Claudia is correct. You can't have triangulation within the same tool. Usually, surveys are quantitative (using closed questions, Likert etc) and may ask a few open questions for added 'context'. That doesn't then make those open questions qualitative though. Similarly, for mixed methods - a single tool that uses closed and open questions, on its own, cannot be classified as mixed methods.
I disagree with Claudia and Dean, because triangulation is about comparing the results from different kinds of data, and closed-ended questions produce quantitative data while open-ended questions produce qualitative data. So, if your data are rich enough to produce both quantitative and and qualitative results, then triangulation should be possible.
A different problem, however, is that triangulation requires you to collect the two sources of data independently, so that one form of data collection does not influence the other. That would be difficult to do within a single survey questionnaire.
As an alternative, you might consider an Explanatory Sequential design (QUANT --> qual). In that case, you would first determine the quantitative results, and then use the qualitative data to further understand those results. Of course, that would require you to design your open-ended questions so that they could serve this specific purpose.

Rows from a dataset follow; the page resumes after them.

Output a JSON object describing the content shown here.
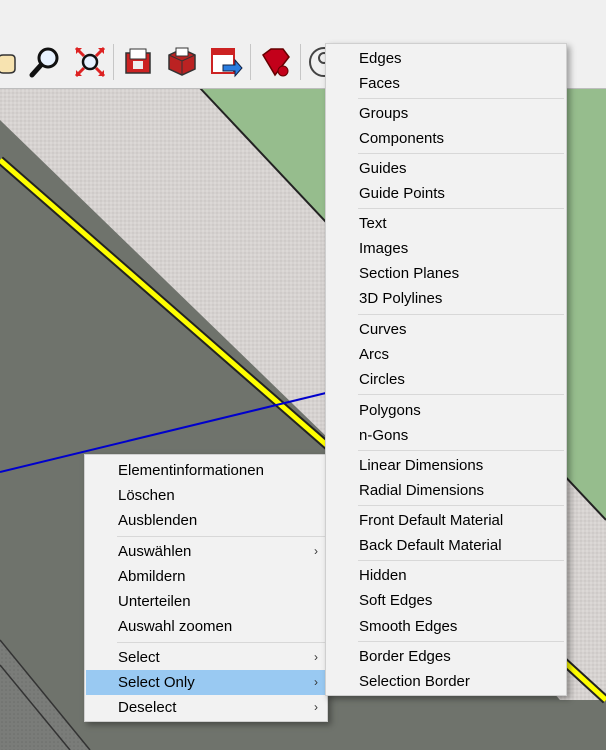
{
  "toolbar": {
    "icons": [
      "pan-icon",
      "zoom-icon",
      "zoom-extents-icon",
      "warehouse-icon",
      "extension-warehouse-icon",
      "send-to-layout-icon",
      "ruby-console-icon",
      "account-icon"
    ]
  },
  "context_menu": {
    "items": [
      {
        "label": "Elementinformationen"
      },
      {
        "label": "Löschen"
      },
      {
        "label": "Ausblenden"
      },
      {
        "label": "Auswählen",
        "submenu": true
      },
      {
        "label": "Abmildern"
      },
      {
        "label": "Unterteilen"
      },
      {
        "label": "Auswahl zoomen"
      },
      {
        "label": "Select",
        "submenu": true
      },
      {
        "label": "Select Only",
        "submenu": true,
        "highlighted": true
      },
      {
        "label": "Deselect",
        "submenu": true
      }
    ]
  },
  "submenu": {
    "items": [
      {
        "label": "Edges"
      },
      {
        "label": "Faces"
      },
      {
        "label": "Groups"
      },
      {
        "label": "Components"
      },
      {
        "label": "Guides"
      },
      {
        "label": "Guide Points"
      },
      {
        "label": "Text"
      },
      {
        "label": "Images"
      },
      {
        "label": "Section Planes"
      },
      {
        "label": "3D Polylines"
      },
      {
        "label": "Curves"
      },
      {
        "label": "Arcs"
      },
      {
        "label": "Circles"
      },
      {
        "label": "Polygons"
      },
      {
        "label": "n-Gons"
      },
      {
        "label": "Linear Dimensions"
      },
      {
        "label": "Radial Dimensions"
      },
      {
        "label": "Front Default Material"
      },
      {
        "label": "Back Default Material"
      },
      {
        "label": "Hidden"
      },
      {
        "label": "Soft Edges"
      },
      {
        "label": "Smooth Edges"
      },
      {
        "label": "Border Edges"
      },
      {
        "label": "Selection Border"
      }
    ]
  },
  "colors": {
    "highlight": "#99c9f2",
    "menu_bg": "#f2f2f2",
    "road": "#d8d4d2",
    "grass": "#96bd8d",
    "ground": "#6f736c",
    "edge_yellow": "#ffff00",
    "axis_blue": "#0000cc"
  }
}
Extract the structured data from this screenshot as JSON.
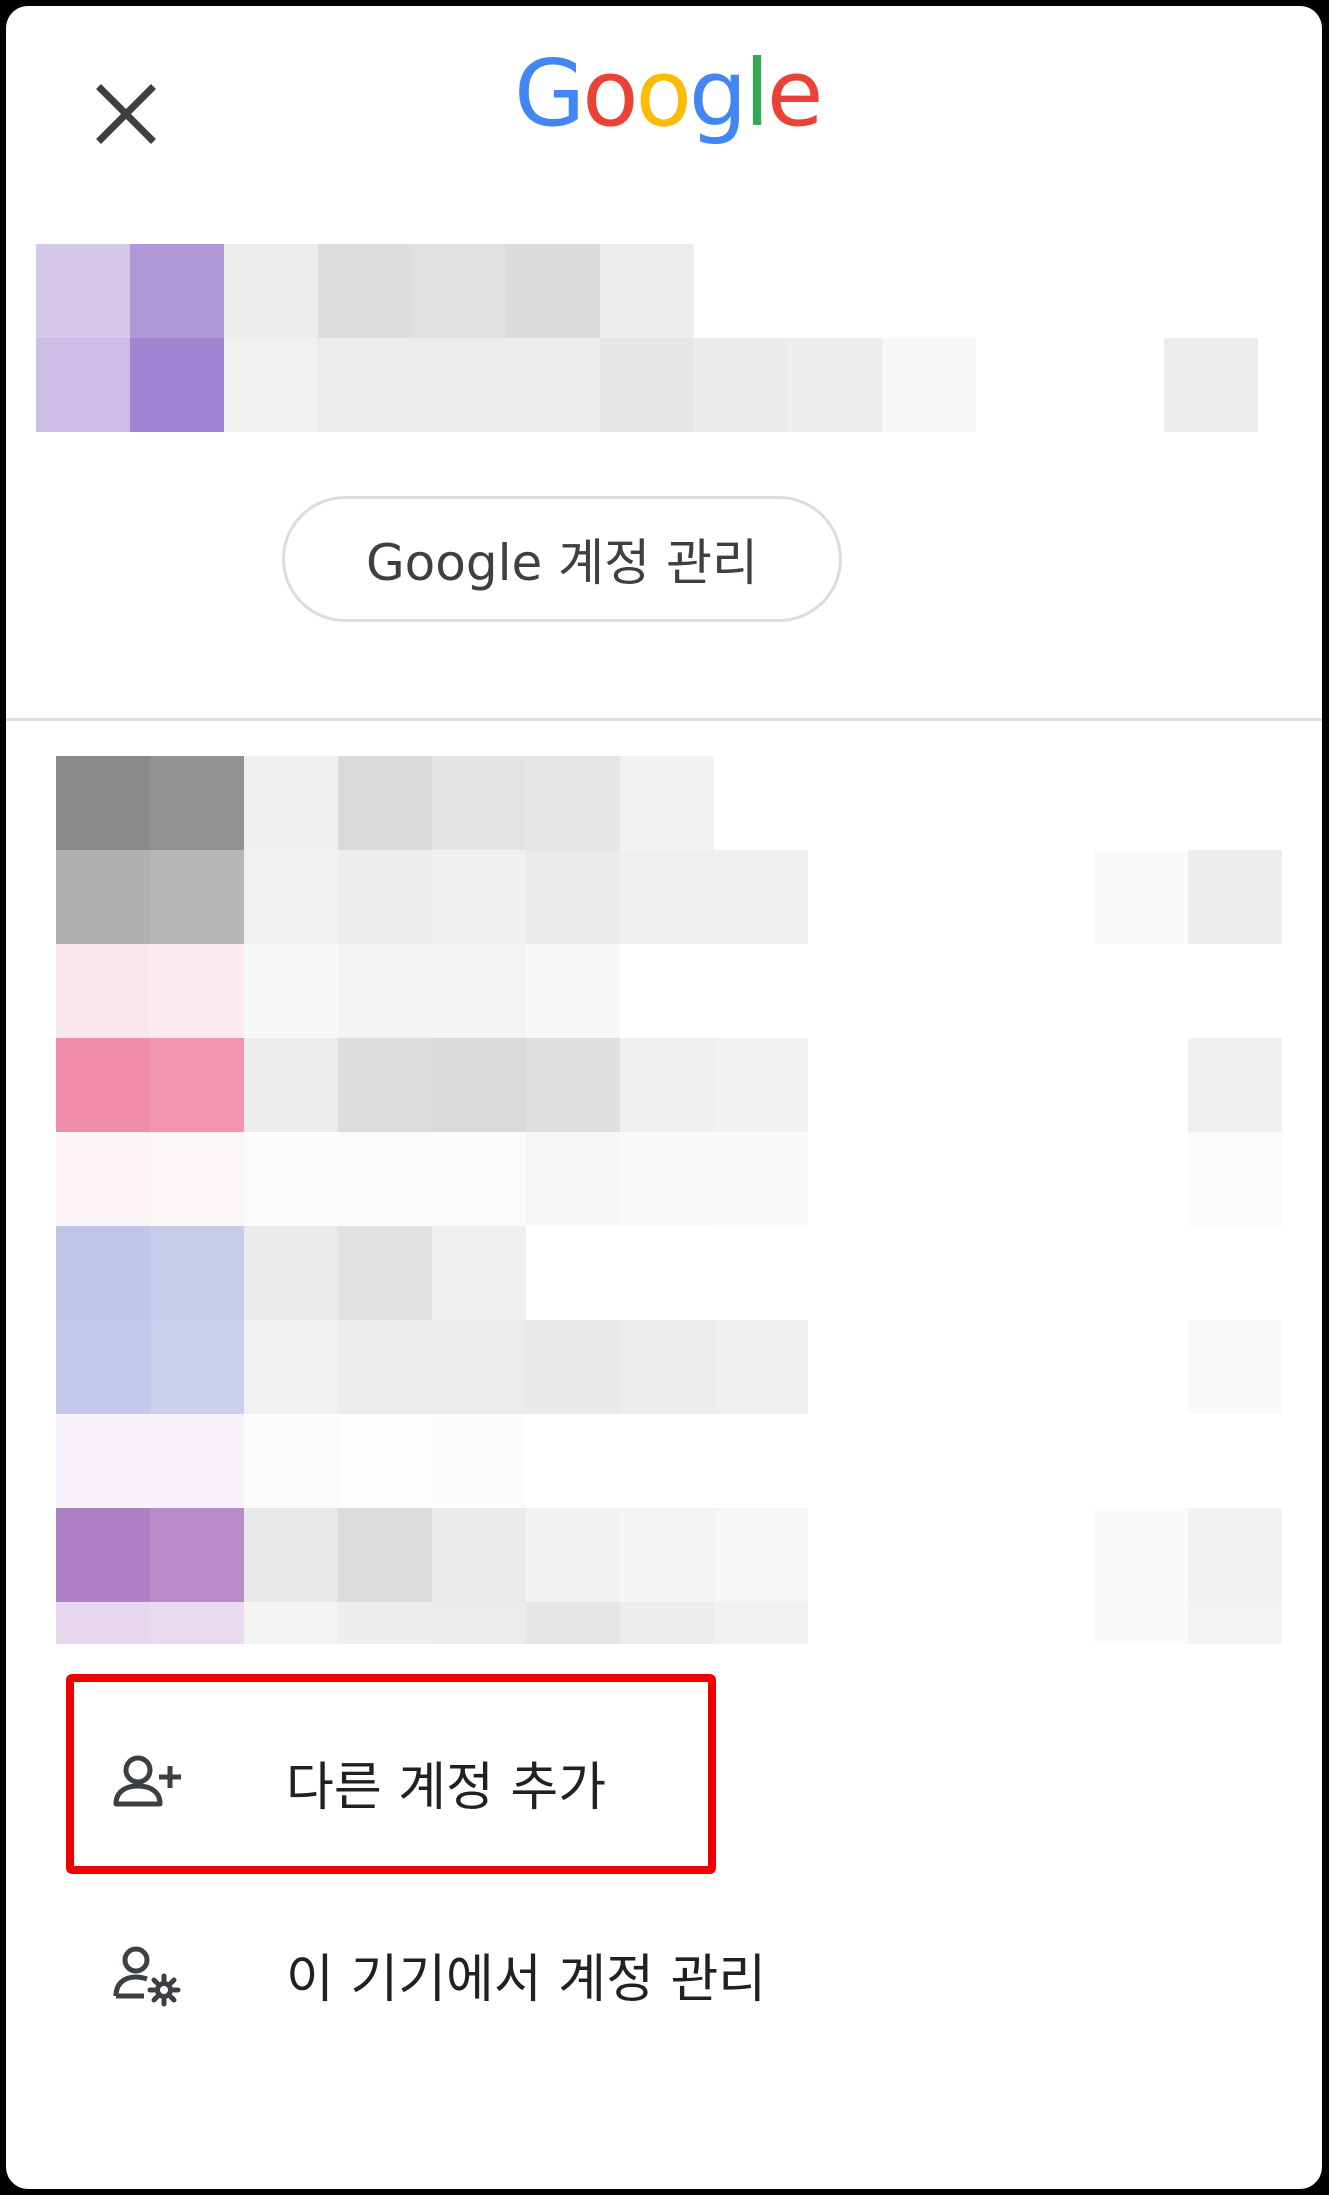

Manisha - Mixed method research or the use of multiple methods for assessing the validity and reliability of research data have been called between-method or cross- method triangulation. The aim of triangulation is to obtain accuracy in measurement between two points for which you require a way of measuring that is reliable.The theory of triangulation provides some degree of control over the accuracy of the data. There are two types of triangulation, namely, methodological triangulation and theoretical triangulation. 'Methodological triangulation' refers to the way different methods are used in the research process, and 'Theoretical triangulation' is the way various theoretical perspectives are used. Validity and reliability concerns in a mixed method research design need thorough and careful explanations because the objectivity of qualitative research is evaluated in terms of the reliability and validity of its observations. By mixed method research approach, there is possibility to conduct both the qualitative and quantitative research e.g., single subject case study.